Without going into detail, the rejections for obviousness and the responses by the Applicant iterate those in the prior application. In response to citations of the prior art in which a “sequence polymorphism in an intron was empirically determined to correlate with a particular allele of a genetic locus, e.g. … β-thalassemia” 17, the Applicant amended the claim to the analysis of multi-allelic genetic loci. With respect to articles that describe RFLP sites in introns, the Applicant responded that because about 95% of DNA is non-coding, about 95% of restriction sites should be located there. But that fact did “not teach that intron sequences can be amplified and analysed to identify the alleles.” 18 The Applicant stresses that it takes an exhaustive search to find an RFLP that correlates with a particular allele, in contrast to the invention in which one only needs to know how the degree of polymorphism in order to amplify a sufficiently large piece of non-coding DNA to allow identification of all the alleles.

In the next Office Action, the Examiner additionally rejects the claims for lack of enablement, that is, the application does not teach how to use the invention for any region of DNA other than the MHC region. Despite protestations by the Applicant that the rejection should have been raised earlier and that the rejection lacks particularity, the Examiner refused to let up on either rejection. In response to the enablement rejection, the Applicant submits several declarations by prominent scientists who state that the generality of the invention was unexpected.

After several more rounds of rejections and responses, the claims were finally limited to the invention as it applied to MHC genes. The Examiner allowed these claims

US Application No: 07/949,652 (Patent No. 5,612,179)

The claims submitted in this application contains claims directed to the invention applied generally and claims directed to the invention applied to MHC genes. Claim 1 as submitted is the same as claim 1 of the patent except it lacks the analyzing step; claim 7 as submitted is the same as claim 9 of the patent.

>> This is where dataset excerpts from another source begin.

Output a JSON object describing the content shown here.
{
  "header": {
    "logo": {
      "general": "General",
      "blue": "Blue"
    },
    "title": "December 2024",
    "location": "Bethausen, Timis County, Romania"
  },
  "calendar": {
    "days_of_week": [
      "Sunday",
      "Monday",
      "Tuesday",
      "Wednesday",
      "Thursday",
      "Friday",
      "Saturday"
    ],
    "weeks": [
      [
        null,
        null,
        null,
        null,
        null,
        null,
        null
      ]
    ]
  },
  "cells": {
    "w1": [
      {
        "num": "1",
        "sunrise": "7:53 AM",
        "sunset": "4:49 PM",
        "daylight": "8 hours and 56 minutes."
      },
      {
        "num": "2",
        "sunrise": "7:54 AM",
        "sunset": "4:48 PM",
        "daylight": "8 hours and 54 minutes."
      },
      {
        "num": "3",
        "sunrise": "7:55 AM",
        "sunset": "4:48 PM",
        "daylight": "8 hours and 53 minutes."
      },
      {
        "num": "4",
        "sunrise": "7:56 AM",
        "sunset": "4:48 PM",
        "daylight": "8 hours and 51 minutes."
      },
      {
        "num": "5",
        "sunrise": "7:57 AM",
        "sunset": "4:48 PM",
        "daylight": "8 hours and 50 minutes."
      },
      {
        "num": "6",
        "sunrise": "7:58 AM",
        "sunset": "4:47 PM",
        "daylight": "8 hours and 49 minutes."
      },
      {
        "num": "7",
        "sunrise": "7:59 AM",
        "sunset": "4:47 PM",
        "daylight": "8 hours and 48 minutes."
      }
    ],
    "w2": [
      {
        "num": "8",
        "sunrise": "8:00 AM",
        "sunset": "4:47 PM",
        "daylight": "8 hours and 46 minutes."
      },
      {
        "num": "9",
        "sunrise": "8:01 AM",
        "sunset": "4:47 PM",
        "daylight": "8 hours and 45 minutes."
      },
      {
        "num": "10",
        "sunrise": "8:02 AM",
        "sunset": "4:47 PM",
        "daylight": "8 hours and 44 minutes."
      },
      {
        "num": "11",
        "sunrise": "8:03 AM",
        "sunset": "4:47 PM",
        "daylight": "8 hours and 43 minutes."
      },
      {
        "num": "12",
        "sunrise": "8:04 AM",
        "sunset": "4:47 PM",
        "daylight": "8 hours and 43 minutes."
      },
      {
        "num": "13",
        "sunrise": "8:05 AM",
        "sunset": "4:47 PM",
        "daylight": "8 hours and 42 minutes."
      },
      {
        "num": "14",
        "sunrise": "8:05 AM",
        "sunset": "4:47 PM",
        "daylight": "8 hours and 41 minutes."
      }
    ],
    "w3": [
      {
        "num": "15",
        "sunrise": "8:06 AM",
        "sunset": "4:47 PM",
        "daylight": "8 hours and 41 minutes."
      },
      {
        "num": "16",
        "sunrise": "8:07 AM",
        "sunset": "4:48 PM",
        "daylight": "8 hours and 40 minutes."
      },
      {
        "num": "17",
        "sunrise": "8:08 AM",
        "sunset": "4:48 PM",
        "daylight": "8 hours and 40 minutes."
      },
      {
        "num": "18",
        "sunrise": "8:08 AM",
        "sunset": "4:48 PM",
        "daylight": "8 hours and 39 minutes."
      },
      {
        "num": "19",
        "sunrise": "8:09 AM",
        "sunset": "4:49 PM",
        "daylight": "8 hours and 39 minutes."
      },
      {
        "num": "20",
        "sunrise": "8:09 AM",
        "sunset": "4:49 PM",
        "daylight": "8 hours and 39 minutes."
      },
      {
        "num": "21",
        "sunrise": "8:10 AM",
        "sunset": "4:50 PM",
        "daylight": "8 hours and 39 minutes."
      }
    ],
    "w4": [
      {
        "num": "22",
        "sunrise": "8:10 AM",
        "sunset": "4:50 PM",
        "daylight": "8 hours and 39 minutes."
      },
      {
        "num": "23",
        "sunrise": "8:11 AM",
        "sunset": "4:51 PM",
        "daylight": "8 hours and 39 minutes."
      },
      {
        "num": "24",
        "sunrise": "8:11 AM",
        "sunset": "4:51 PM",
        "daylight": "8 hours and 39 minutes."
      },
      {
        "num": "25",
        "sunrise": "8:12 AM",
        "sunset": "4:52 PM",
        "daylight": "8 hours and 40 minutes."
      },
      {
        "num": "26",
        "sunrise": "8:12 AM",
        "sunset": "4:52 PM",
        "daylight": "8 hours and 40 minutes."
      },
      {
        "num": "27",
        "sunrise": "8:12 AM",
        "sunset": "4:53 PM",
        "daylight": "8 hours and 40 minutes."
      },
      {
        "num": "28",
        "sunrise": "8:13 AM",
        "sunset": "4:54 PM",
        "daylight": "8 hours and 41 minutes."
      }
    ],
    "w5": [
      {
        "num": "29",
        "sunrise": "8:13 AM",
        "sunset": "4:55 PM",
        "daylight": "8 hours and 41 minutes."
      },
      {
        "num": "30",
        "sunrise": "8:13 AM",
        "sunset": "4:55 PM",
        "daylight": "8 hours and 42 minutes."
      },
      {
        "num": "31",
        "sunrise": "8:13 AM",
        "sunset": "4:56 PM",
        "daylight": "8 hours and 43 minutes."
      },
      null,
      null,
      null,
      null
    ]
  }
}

Of interest, in a Preliminary Amendment 19 (an amendment submitted before the first Office Action), the invention is further characterized as not requiring information regarding family members. Furthermore, several methods specifically excluded from the claims are enumerated. These include “identifying a marker which could be used as a site of polymorphism to determine inheritance in family studies”; “sites of polymorphism in non-coding regions to attempt to track inheritance of disease genes in family studies”; classical RFLP analyses; and use of VNTR sequences as markers, such as for paternity testing and forensic applications.

A new Examiner in this case also rejected claims for lack of enablement and only rejected claims drawn to methods to determine RFLP fragments of an MHC locus for obviousness, although citing different prior art. While overcoming the lack of enablement rejection with the submission of declarations by prominent scientists, the Applicant was unable to overcome the prior art rejection for obviousness. By canceling the rejected claims, the remaining claims should have been allowed.

The case was transferred to a new examiner however, who re-opened the prosecution and rejected the claims for lack of enablement. This remained a very difficult rejection to overcome as the Examiner criticized the statements in the Declarations and would not accept them as persuasive. Furthermore, the Examiner rejected claims as obvious over Kan et al. (identified RFLP near the β-globin gene) with a PCR reference. An interview with the Examiner and senior supervisor was used to discuss and resolve the issues of the Declarations and prior art. Following presentation of the interview as an amendment, the claims were allowed.